I am an escape artist. I binge-watch Netflix. I play video games. I avoid as much news as possible. I hole up in my apartment with my husband and avoid the outside world like an agoraphobe or hermit when I’m not working. This is how I cope with stress. I deal with so many people at work that by the time I have the choice between being around people or just veggin’ on my couch at home . . . I choose the couch. Hands down. No contest. Couch! And when the existential dread sets in, I turn the volume up louder on my TV and let my mind drift into the fantasy playing out in front of me . . . hypnotizing me.
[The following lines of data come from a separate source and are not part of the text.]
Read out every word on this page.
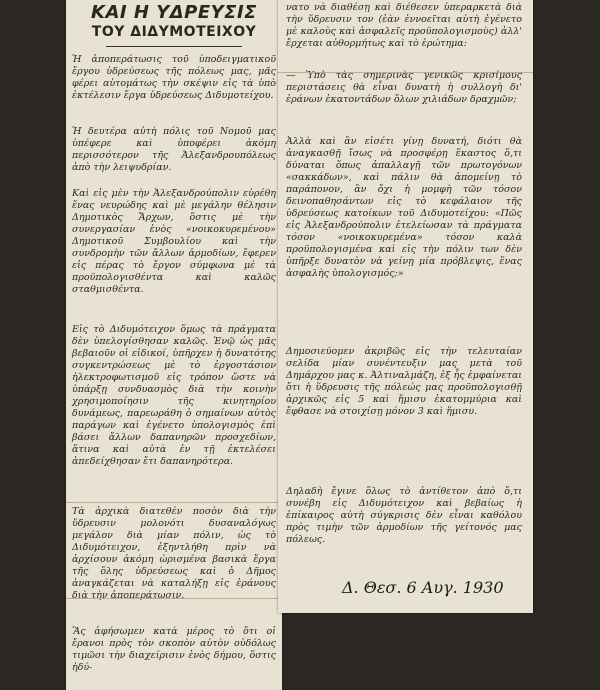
ΚΑΙ Η ΥΔΡΕΥΣΙΣ
ΤΟΥ ΔΙΔΥΜΟΤΕΙΧΟΥ
Ἡ ἀποπεράτωσις τοῦ ὑποδειγματικοῦ ἔργου ὑδρεύσεως τῆς πόλεως μας, μᾶς φέρει αὐτομάτως τὴν σκέψιν εἰς τὰ ὑπὸ ἐκτέλεσιν ἔργα ὑδρεύσεως Διδυμοτείχου.
Ἡ δευτέρα αὐτὴ πόλις τοῦ Νομοῦ μας ὑπέφερε καὶ ὑποφέρει ἀκόμη περισσότερον τῆς Ἀλεξανδρουπόλεως ἀπὸ τὴν λειψυδρίαν.
Καὶ εἰς μὲν τὴν Ἀλεξανδρούπολιν εὑρέθη ἕνας νευρώδης καὶ μὲ μεγάλην θέλησιν Δημοτικὸς Ἄρχων, ὅστις μὲ τὴν συνεργασίαν ἑνὸς «νοικοκυρεμένου» Δημοτικοῦ Συμβουλίου καὶ τὴν συνδρομὴν τῶν ἄλλων ἁρμοδίων, ἔφερεν εἰς πέρας τὸ ἔργον σύμφωνα μὲ τὰ προϋπολογισθέντα καὶ καλῶς σταθμισθέντα.
Εἰς τὸ Διδυμότειχον ὅμως τὰ πράγματα δὲν ὑπελογίσθησαν καλῶς. Ἐνῷ ὡς μᾶς βεβαιοῦν οἱ εἰδικοί, ὑπῆρχεν ἡ δυνατότης συγκεντρώσεως μὲ τὸ ἐργοστάσιον ἠλεκτροφωτισμοῦ εἰς τρόπον ὥστε νὰ ὑπάρξῃ συνδυασμὸς διὰ τὴν κοινὴν χρησιμοποίησιν τῆς κινητηρίου δυνάμεως, παρεωράθη ὁ σημαίνων αὐτὸς παράγων καὶ ἐγένετο ὑπολογισμὸς ἐπὶ βάσει ἄλλων δαπανηρῶν προσχεδίων, ἅτινα καὶ αὐτὰ ἐν τῇ ἐκτελέσει ἀπεδείχθησαν ἔτι δαπανηρότερα.
Τὰ ἀρχικὰ διατεθέν ποσὸν διὰ τὴν ὕδρευσιν μολονότι δυσαναλόγως μεγάλον διὰ μίαν πόλιν, ὡς τὸ Διδυμότειχον, ἐξηντλήθη πρὶν νὰ ἀρχίσουν ἀκόμη ὡρισμένα βασικὰ ἔργα τῆς ὅλης ὑδρεύσεως καὶ ὁ Δῆμος ἀναγκάζεται νὰ καταλήξῃ εἰς ἐράνους διὰ τὴν ἀποπεράτωσιν.
Ἂς ἀφήσωμεν κατὰ μέρος τὸ ὅτι οἱ ἔρανοι πρὸς τὸν σκοπὸν αὐτὸν οὐδόλως τιμῶσι τὴν διαχείρισιν ἑνὸς δήμου, ὅστις ἠδύ-
νατο νὰ διαθέσῃ καὶ διέθεσεν ὑπεραρκετὰ διὰ τὴν ὕδρευσιν τον (ἐὰν ἐννοεῖται αὐτὴ ἐγένετο μὲ καλοὺς καὶ ἀσφαλεῖς προϋπολογισμοὺς) ἀλλ' ἔρχεται αὐθορμήτως καὶ τὸ ἐρώτημα:
— Ὑπὸ τὰς σημερινὰς γενικῶς κρισίμους περιστάσεις θὰ εἶναι δυνατὴ ἡ συλλογὴ δι' ἐράνων ἑκατοντάδων ὅλων χιλιάδων δραχμῶν;
Ἀλλὰ καὶ ἂν εἰσέτι γίνῃ δυνατή, διότι θὰ ἀναγκασθῇ ἴσως νὰ προσφέρῃ ἕκαστος ὅ,τι δύναται ὅπως ἀπαλλαγῇ τῶν πρωτογόνων «σακκάδων», καὶ πάλιν θὰ ἀπομείνῃ τὸ παράπονον, ἂν ὄχι ἡ μομφὴ τῶν τόσον δεινοπαθησάντων εἰς τὸ κεφάλαιον τῆς ὑδρεύσεως κατοίκων τοῦ Διδυμοτείχου: «Πῶς εἰς Ἀλεξανδρούπολιν ἐτελείωσαν τὰ πράγματα τόσον «νοικοκυρεμένα» τόσον καλὰ προϋπολογισμένα καὶ εἰς τὴν πόλιν των δὲν ὑπῆρξε δυνατὸν νὰ γείνῃ μία πρόβλεψις, ἕνας ἀσφαλὴς ὑπολογισμός;»
Δημοσιεύομεν ἀκριβῶς εἰς τὴν τελευταίαν σελίδα μίαν συνέντευξιν μας μετὰ τοῦ Δημάρχου μας κ. Ἀλτιναλμάζη, ἐξ ἧς ἐμφαίνεται ὅτι ἡ ὕδρευσις τῆς πόλεώς μας προϋπολογισθῇ ἀρχικῶς εἰς 5 καὶ ἥμισυ ἑκατομμύρια καὶ ἔφθασε νὰ στοιχίσῃ μόνον 3 καὶ ἥμισυ.
Δηλαδὴ ἔγινε ὅλως τὸ ἀντίθετον ἀπὸ ὅ,τι συνέβη εἰς Διδυμότειχον καὶ βεβαίως ἡ ἐπίκαιρος αὐτὴ σύγκρισις δὲν εἶναι καθόλου πρὸς τιμὴν τῶν ἁρμοδίων τῆς γείτονός μας πόλεως.
Δ. Θεσ. 6 Αυγ. 1930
Escapism is not healthy stress management. Gradually, I feel my memory getting worse and worse, especially on particularly stressful days. Minor annoyances can send me over the edge and one snide comment from a customer will put me in a sour mood for the rest of my day. I have escaped so much that I resent reality. And when reality hits, I feel my emotions taking control of my mind and my body.
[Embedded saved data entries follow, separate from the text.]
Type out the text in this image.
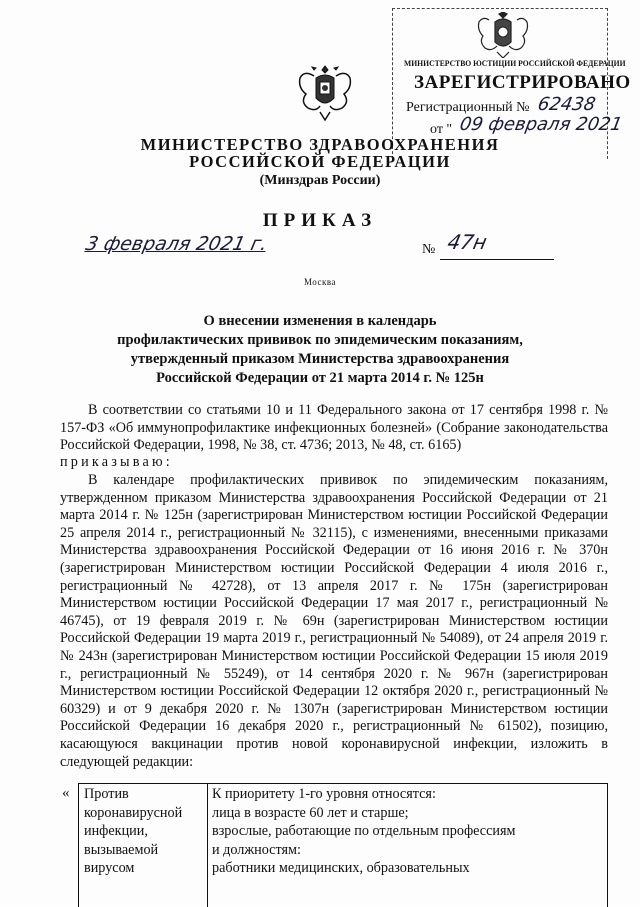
МИНИСТЕРСТВО ЮСТИЦИИ РОССИЙСКОЙ ФЕДЕРАЦИИ
ЗАРЕГИСТРИРОВАНО
Регистрационный № 62438
от " 09 февраля 2021
МИНИСТЕРСТВО ЗДРАВООХРАНЕНИЯ
РОССИЙСКОЙ ФЕДЕРАЦИИ
(Минздрав России)
ПРИКАЗ
3 февраля 2021 г.	№ 47н
Москва
О внесении изменения в календарь
профилактических прививок по эпидемическим показаниям,
утвержденный приказом Министерства здравоохранения
Российской Федерации от 21 марта 2014 г. № 125н
В соответствии со статьями 10 и 11 Федерального закона от 17 сентября 1998 г. № 157-ФЗ «Об иммунопрофилактике инфекционных болезней» (Собрание законодательства Российской Федерации, 1998, № 38, ст. 4736; 2013, № 48, ст. 6165)
приказываю:
В календаре профилактических прививок по эпидемическим показаниям, утвержденном приказом Министерства здравоохранения Российской Федерации от 21 марта 2014 г. № 125н (зарегистрирован Министерством юстиции Российской Федерации 25 апреля 2014 г., регистрационный № 32115), с изменениями, внесенными приказами Министерства здравоохранения Российской Федерации от 16 июня 2016 г. № 370н (зарегистрирован Министерством юстиции Российской Федерации 4 июля 2016 г., регистрационный № 42728), от 13 апреля 2017 г. № 175н (зарегистрирован Министерством юстиции Российской Федерации 17 мая 2017 г., регистрационный № 46745), от 19 февраля 2019 г. № 69н (зарегистрирован Министерством юстиции Российской Федерации 19 марта 2019 г., регистрационный № 54089), от 24 апреля 2019 г. № 243н (зарегистрирован Министерством юстиции Российской Федерации 15 июля 2019 г., регистрационный № 55249), от 14 сентября 2020 г. № 967н (зарегистрирован Министерством юстиции Российской Федерации 12 октября 2020 г., регистрационный № 60329) и от 9 декабря 2020 г. № 1307н (зарегистрирован Министерством юстиции Российской Федерации 16 декабря 2020 г., регистрационный № 61502), позицию, касающуюся вакцинации против новой коронавирусной инфекции, изложить в следующей редакции:
« Против
коронавирусной
инфекции,
вызываемой
вирусом
К приоритету 1-го уровня относятся:
лица в возрасте 60 лет и старше;
взрослые, работающие по отдельным профессиям
и должностям:
работники медицинских, образовательных
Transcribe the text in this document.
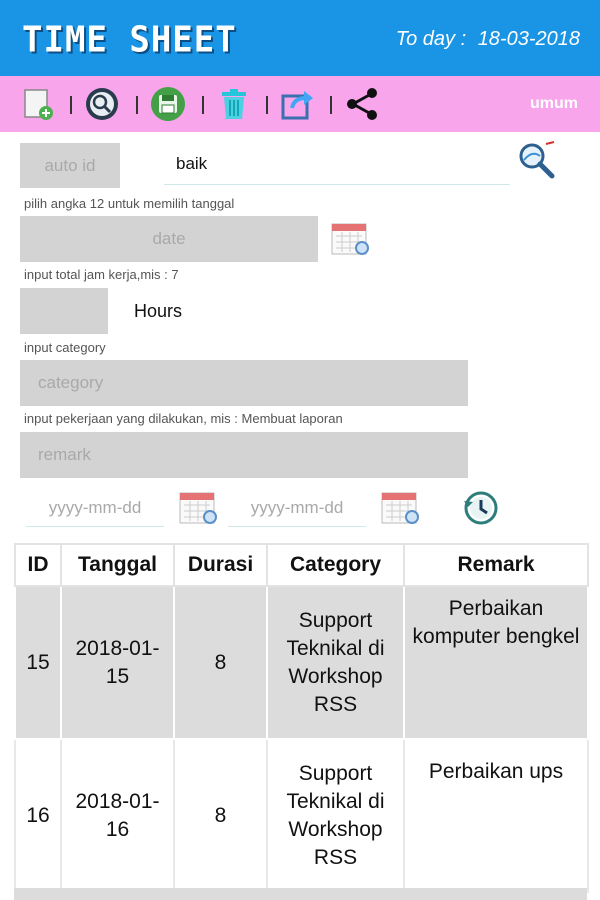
TIME SHEET	To day : 18-03-2018
umum
auto id	baik
pilih angka 12 untuk memilih tanggal
date
input total jam kerja,mis : 7
Hours
input category
category
input pekerjaan yang dilakukan, mis : Membuat laporan
remark
yyyy-mm-dd	yyyy-mm-dd
ID	Tanggal	Durasi	Category	Remark
15	2018-01-15	8	Support Teknikal di Workshop RSS	Perbaikan komputer bengkel
16	2018-01-16	8	Support Teknikal di Workshop RSS	Perbaikan ups
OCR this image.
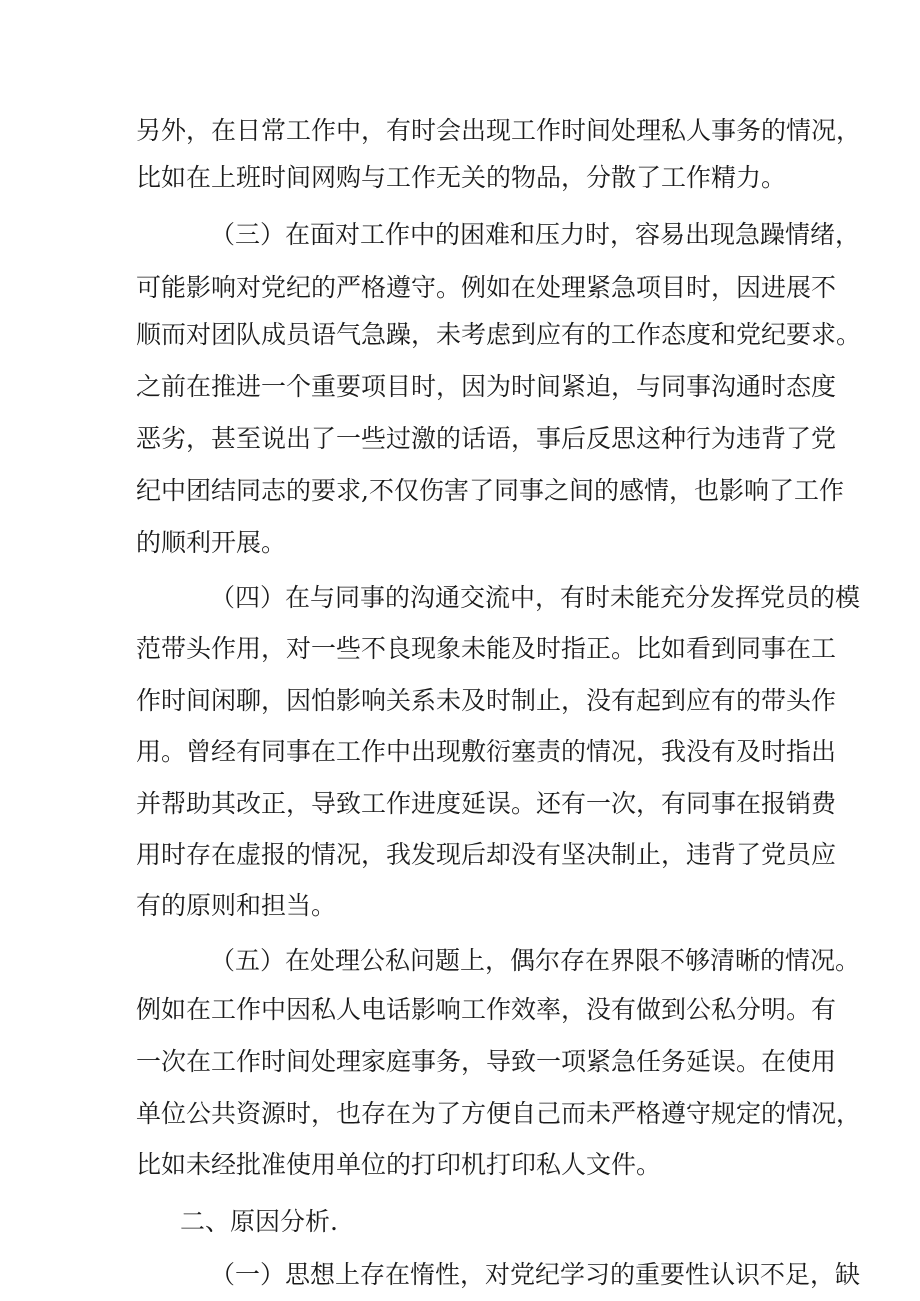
另外，在日常工作中，有时会出现工作时间处理私人事务的情况，
比如在上班时间网购与工作无关的物品，分散了工作精力。
（三）在面对工作中的困难和压力时，容易出现急躁情绪，
可能影响对党纪的严格遵守。例如在处理紧急项目时，因进展不
顺而对团队成员语气急躁，未考虑到应有的工作态度和党纪要求。
之前在推进一个重要项目时，因为时间紧迫，与同事沟通时态度
恶劣，甚至说出了一些过激的话语，事后反思这种行为违背了党
纪中团结同志的要求,不仅伤害了同事之间的感情，也影响了工作
的顺利开展。
（四）在与同事的沟通交流中，有时未能充分发挥党员的模
范带头作用，对一些不良现象未能及时指正。比如看到同事在工
作时间闲聊，因怕影响关系未及时制止，没有起到应有的带头作
用。曾经有同事在工作中出现敷衍塞责的情况，我没有及时指出
并帮助其改正，导致工作进度延误。还有一次，有同事在报销费
用时存在虚报的情况，我发现后却没有坚决制止，违背了党员应
有的原则和担当。
（五）在处理公私问题上，偶尔存在界限不够清晰的情况。
例如在工作中因私人电话影响工作效率，没有做到公私分明。有
一次在工作时间处理家庭事务，导致一项紧急任务延误。在使用
单位公共资源时，也存在为了方便自己而未严格遵守规定的情况，
比如未经批准使用单位的打印机打印私人文件。
二、原因分析.
（一）思想上存在惰性，对党纪学习的重要性认识不足，缺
In an effort to improve my lifestyle and help heal my brain, I have purchased a book by Henepola Gunaratana on mindfulness meditation, Mindfulness In Plain English. The benefit of mindful meditation is that it helps you gain insight into yourself and the world around you. It is the opposite of escapism. You learn to focus your mind on the root of your hatred, greed, desire, and/or jealousy. And by focusing on the root, you learn to treat the cause rather than the symptom. I am no expert on the matter, of course, seeing as how I just bought the book. So I’m not going to go into a lot of detail. But I am excited to take a step toward a happier and healthier me, rather than the morose and bitter version that has been playing out these days.
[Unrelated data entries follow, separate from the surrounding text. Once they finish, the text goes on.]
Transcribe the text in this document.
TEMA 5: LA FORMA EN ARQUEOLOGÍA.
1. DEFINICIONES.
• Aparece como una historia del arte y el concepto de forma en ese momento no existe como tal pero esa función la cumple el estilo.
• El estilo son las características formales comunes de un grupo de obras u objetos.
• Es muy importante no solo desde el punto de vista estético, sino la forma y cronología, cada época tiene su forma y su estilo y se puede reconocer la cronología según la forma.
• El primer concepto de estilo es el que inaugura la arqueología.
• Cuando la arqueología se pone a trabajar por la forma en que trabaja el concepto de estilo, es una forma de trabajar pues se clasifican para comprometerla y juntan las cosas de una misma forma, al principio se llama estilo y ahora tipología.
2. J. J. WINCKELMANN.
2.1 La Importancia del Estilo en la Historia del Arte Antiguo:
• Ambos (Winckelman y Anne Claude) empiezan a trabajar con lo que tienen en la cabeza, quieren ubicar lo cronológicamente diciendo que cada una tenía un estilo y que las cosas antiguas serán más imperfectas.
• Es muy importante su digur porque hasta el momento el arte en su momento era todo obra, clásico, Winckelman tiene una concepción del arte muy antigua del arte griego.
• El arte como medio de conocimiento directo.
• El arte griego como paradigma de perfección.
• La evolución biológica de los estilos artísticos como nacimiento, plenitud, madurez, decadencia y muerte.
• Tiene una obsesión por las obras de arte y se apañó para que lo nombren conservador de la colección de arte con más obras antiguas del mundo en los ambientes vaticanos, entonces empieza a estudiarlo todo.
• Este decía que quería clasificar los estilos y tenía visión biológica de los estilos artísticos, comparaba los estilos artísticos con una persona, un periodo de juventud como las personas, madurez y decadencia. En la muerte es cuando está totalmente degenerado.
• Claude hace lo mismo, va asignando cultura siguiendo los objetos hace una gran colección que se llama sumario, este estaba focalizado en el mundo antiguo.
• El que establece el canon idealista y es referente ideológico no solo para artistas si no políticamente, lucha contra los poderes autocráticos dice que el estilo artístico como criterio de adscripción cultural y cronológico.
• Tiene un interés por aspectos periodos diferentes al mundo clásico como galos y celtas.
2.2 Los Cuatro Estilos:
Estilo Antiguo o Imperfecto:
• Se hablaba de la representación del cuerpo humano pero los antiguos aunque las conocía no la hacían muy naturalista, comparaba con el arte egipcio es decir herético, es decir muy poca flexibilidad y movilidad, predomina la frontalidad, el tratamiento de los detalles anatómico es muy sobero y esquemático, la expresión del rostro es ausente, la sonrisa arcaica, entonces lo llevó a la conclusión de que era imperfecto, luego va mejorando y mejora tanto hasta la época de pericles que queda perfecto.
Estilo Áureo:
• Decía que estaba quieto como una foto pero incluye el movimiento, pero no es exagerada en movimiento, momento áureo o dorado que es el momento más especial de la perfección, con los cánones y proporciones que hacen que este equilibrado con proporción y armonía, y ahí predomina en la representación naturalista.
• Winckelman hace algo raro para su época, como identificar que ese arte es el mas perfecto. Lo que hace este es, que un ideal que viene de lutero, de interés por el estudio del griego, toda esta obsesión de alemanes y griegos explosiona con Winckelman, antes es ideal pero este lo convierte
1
There is also some interesting research that has been done on the effects of long-term stress on the structure of the brain. Higher cortisol levels in the brain can be helpful in high stress situations that would require the “fight-or-flight” instinct, but over time, if these levels are prolonged, it changes the structure and connectivity of the brain. Your brain can actually shrink, resulting in memory loss, depression, anxiety, and eventually, Alzheimer’s. Thankfully, we can repair any damage that prolonged stress may have caused through regular exercise and mindfulness meditation.
My couch-loving self decided to start with meditation . . . because f@#k gyms.
Anyway, enough about gyms. I thought this would be a helpful book to recommend because those in abusive relationships know all about prolonged stress. And healthy stress management is vital since victims are in a constant state of “fight-or-flight.” Abusers are incredibly volatile. There is never any warning when they may explode or lash out. In the beginning, I was surprised by my abuser’s abrupt and unprovoked outbursts. But eventually, I expected them every day. I walked on egg shells, dreading his scorn. Well I am done paying the price for his ignorance. My body is done. My mind is done. I say we all take back control. I will no longer ignore the pain that he caused. I will no longer ignore the symptoms. I am done escaping.